GA 5. Фридрих Ницше. Борец против своего времени (Штайнер) - страница 57

Психологический процесс, вследствие которого у Ницше сформировались его воззрения, не соответствует тому, через который проходит человек, пускающийся на поиски истины. Это можно наблюдать уже на том, каким образом он пришел к основным идеям своего «Рождения трагедии из духа музыки». Ницше исходит из того, что в основе древнегреческого искусства лежали два импульса: аполлонический и дионисийский. Благодаря аполлоническому импульсу человек создает прекрасное изображение мира, произведение спокойного созерцания. Благодаря дионисийскому импульсу человек погружается в состояние опьянения; он наблюдает не один только мир; он пронизывает себя энергиями бытия, и их‑то и выражает в своем искусстве. Эпос, скульптура — это порождения аполлонического искусства. Лирические и музыкальные произведения возникают из дионисийского импульса. Дионисийски настроенный человек пронизывается мировым духом и в собственных речениях выявляет его суть. Он сам делается произведением искусства. «В песне и танце человек самовыражается в качестве члена высшей общности: он разучился ходить и говорить и вот–вот, танцуя, воспарит ввысь. Из его жестикуляции вещает колдовство» («Рождение трагедии», § 1). В этом дионисийском состоянии человек забывает самого себя, он уже не ощущает себя индивидуумом, но органом всеобщей мировой воли. В праздничных играх, устраивавшихся в честь бога Диониса, Ницше усматривает дионисийские речения человеческого духа. И вот ему представляется, что драматическое искусство у греков возникло именно из таких игр. Произошел высший синтез дионисийского с аполлоническим. В древнейшей драме было создано аполлоническое изображение дионисийски возбужденного человека.

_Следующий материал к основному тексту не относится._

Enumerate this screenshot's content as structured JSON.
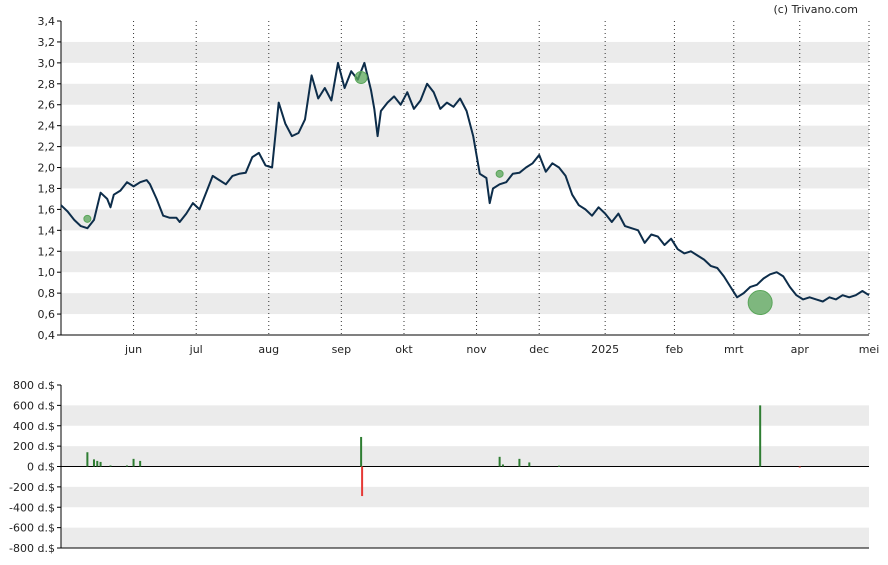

К таким воззрениям Ницше был подведен Шопенгауэровой философией. Он просто перенес «Мир как волю и представление» в сферу художественного. Мир представления — это не настоящий мир; это лишь субъективное изображение, создаваемое относительно вещей нашей душой. По мысли Шопенгауэра, через созерцание человек вообще не приходит к подлинной сущности мира. Она обнаруживается в его воле. Искусство представления — это аполлоническое искусство; искусство же воли — дионисийское. Ницше достаточно было сделать лишь маленький шажок от Шопенгауэра, и он пришел к позиции, характерной для «Рождения трагедии». Уже сам Шопенгауэр отвел музыке особое место среди искусств. Все прочие искусства он именует простыми отражателями воли; музыку же называет непосредственным проявлением самой пра–воли.

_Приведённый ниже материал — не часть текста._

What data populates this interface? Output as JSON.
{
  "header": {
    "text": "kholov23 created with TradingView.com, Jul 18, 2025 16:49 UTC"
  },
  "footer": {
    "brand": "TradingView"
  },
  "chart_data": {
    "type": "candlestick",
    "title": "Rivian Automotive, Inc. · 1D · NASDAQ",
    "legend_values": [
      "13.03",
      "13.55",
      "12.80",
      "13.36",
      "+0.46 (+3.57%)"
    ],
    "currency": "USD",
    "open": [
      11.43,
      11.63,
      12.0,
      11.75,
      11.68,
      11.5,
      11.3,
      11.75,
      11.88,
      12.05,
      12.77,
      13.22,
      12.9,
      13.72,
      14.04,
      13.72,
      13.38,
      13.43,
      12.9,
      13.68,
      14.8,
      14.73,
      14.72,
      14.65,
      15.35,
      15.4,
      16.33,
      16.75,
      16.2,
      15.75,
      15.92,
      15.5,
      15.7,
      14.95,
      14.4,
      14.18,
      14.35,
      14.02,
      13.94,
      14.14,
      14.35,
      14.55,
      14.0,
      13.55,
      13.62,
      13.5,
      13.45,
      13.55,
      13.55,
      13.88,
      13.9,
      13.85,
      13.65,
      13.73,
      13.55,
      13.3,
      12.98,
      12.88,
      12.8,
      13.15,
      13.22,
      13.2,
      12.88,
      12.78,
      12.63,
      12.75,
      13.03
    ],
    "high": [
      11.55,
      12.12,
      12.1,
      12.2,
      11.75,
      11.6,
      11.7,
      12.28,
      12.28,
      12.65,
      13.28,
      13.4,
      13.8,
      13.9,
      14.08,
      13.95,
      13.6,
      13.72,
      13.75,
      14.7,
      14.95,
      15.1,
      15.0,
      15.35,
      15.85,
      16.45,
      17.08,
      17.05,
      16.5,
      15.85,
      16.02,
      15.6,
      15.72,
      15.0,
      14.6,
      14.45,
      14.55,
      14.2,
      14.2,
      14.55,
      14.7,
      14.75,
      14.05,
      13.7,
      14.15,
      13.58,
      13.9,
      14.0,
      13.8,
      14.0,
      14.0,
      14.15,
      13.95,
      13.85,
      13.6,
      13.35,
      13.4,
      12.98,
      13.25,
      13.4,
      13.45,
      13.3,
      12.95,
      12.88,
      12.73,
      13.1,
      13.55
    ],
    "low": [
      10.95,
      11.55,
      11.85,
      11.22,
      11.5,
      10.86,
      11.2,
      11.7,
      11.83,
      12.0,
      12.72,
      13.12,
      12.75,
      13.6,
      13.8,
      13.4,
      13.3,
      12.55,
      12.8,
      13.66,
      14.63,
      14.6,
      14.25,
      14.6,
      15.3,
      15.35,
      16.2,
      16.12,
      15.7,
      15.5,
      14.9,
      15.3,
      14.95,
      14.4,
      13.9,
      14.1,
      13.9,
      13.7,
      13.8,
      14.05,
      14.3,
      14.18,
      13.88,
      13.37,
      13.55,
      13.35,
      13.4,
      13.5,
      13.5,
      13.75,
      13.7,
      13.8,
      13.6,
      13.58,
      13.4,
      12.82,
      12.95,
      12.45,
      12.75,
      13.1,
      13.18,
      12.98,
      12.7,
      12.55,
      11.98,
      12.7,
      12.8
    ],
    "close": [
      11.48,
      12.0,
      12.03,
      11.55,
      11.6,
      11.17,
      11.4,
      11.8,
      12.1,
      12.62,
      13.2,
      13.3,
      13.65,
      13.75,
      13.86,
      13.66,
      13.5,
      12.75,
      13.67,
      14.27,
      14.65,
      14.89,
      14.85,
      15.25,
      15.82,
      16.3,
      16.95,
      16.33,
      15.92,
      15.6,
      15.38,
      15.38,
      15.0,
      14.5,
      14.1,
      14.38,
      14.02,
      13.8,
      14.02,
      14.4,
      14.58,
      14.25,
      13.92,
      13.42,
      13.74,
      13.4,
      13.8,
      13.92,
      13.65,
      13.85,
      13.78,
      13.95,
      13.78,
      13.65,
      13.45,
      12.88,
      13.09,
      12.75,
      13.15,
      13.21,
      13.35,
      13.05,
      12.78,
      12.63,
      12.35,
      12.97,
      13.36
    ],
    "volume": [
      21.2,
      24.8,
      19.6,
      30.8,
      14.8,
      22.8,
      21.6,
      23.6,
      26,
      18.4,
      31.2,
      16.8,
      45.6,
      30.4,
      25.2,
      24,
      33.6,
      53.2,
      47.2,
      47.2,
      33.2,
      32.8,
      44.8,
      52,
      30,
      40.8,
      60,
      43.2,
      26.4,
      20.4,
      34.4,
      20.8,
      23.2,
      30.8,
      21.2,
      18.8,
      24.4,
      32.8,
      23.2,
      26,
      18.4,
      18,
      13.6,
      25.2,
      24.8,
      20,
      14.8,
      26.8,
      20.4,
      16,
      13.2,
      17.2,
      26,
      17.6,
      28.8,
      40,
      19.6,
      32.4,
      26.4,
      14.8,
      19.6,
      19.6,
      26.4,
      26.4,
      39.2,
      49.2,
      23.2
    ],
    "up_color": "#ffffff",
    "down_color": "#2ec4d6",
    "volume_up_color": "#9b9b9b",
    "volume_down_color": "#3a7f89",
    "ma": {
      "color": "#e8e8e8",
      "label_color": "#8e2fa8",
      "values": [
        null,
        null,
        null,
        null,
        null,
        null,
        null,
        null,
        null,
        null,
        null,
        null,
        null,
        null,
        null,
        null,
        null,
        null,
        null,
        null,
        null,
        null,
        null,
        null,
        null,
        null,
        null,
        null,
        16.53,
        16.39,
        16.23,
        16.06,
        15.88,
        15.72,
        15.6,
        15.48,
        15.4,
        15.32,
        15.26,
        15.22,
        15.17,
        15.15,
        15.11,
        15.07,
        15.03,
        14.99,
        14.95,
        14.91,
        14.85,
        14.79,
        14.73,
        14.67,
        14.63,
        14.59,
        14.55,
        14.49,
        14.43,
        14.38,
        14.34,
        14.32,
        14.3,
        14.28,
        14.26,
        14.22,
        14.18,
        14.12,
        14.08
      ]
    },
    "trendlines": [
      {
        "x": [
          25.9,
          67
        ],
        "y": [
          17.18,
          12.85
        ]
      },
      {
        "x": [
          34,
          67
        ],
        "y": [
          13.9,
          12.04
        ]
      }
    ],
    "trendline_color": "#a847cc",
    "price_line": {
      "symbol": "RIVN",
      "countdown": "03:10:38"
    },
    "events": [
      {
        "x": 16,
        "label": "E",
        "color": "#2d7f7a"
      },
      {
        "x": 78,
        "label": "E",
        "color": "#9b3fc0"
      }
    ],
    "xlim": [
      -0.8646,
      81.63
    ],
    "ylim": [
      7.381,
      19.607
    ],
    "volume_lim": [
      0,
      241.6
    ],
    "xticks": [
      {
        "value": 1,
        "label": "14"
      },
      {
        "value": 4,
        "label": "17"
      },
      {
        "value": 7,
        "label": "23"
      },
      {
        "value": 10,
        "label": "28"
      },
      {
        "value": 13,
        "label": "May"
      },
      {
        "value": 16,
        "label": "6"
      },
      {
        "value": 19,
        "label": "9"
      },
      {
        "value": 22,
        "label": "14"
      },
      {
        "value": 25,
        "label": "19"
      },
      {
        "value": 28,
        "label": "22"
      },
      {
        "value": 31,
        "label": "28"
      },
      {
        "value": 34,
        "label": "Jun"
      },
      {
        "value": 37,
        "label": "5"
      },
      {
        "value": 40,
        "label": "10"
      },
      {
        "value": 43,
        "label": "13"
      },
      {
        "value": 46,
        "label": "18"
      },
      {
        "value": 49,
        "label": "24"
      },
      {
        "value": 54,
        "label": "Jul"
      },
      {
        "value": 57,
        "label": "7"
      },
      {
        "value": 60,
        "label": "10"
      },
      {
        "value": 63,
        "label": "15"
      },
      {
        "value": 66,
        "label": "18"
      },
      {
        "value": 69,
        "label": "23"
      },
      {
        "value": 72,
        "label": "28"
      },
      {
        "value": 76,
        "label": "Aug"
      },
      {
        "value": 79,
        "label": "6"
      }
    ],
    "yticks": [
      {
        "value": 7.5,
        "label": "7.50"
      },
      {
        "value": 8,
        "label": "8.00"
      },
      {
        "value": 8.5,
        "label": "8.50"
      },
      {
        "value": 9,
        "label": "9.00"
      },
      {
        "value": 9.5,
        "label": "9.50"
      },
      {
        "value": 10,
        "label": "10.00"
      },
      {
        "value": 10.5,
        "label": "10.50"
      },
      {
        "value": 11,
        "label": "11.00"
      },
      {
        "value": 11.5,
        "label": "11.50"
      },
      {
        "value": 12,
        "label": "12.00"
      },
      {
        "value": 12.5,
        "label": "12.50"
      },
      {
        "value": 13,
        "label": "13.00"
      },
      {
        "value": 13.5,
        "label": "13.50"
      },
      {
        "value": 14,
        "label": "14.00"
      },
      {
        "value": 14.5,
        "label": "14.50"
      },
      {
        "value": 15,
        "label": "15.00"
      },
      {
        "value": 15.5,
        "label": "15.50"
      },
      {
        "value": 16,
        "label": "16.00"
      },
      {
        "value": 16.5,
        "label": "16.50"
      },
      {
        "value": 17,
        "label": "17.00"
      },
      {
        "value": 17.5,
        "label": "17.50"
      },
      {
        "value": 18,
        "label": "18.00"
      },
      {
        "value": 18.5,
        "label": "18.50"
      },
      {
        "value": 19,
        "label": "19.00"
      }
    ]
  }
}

При этом Шопенгауэр никогда не оказывал на Ницше такого воздействия, чтобы можно было сказать: вот его приверженец. Вот какую картину впечатления, произведенного на него учением пессимистического философа, дает Ницше в работе «Шопенгауэр как воспитатель»: «Шопенгауэр говорит сам с собой; или же, если нам уж так желательно примыслить сюда слушателя, можно представить сына, наставляемого отцом. Это безыскусный, грубоватый, но и добродушный тон человека, обращающегося к слушателю, который внимает ему с любовью. Таких писателей нам недостает. При первых же звуках его голоса нас охватывает мощное чувство довольства, испытываемого говорящим; это похоже на то, как если бы мы вошли под сень высоких деревьев, где мы глубоко дышим и мгновенно чувствуем улучшение самочувствия. Здесь и мы это ощущаем — всегда дышится полной грудью, а воздух неизменно целит и укрепляет; здесь присутствует некая неподражаемая непринужденность и естественность, свойственная людям, ощущающим себя хозяевами в собственном доме, причем в доме весьма богатом». Это эстетическое впечатление имеет решающее значение для позиции Ницше в отношении Шопенгауэра. Само учение не играло при этом никакой роли. Среди заметок, сделанных Ницше в то же самое время, когда он писал панегирическое сочинение «Шопенгауэр как воспитатель», мы наталкиваемся на следующую: «Я далек от того, чтобы полагать, что правильно понял Шопенгауэра; благодаря ему я лишь научился чуть лучше понимать самого себя; вот за что я обязан ему чувством величайшей благодарности. Но и вообще мне представляется не столь важным то, из чего принято исходить теперь: что у какого‑либо философа с точностью устанавливается и перед всем светом обнародуется то, что он — в строжайшем и буквальнейшем значении слов — проповедовал, а что нет: во всяком случае, такая констатация не предназначена для людей, которые отыскивают философию для своей жизни, а не новую ученость для собственной памяти; и напоследок мне представляется невероятным, чтобы нечто подобное действительно могло бы быть установлено».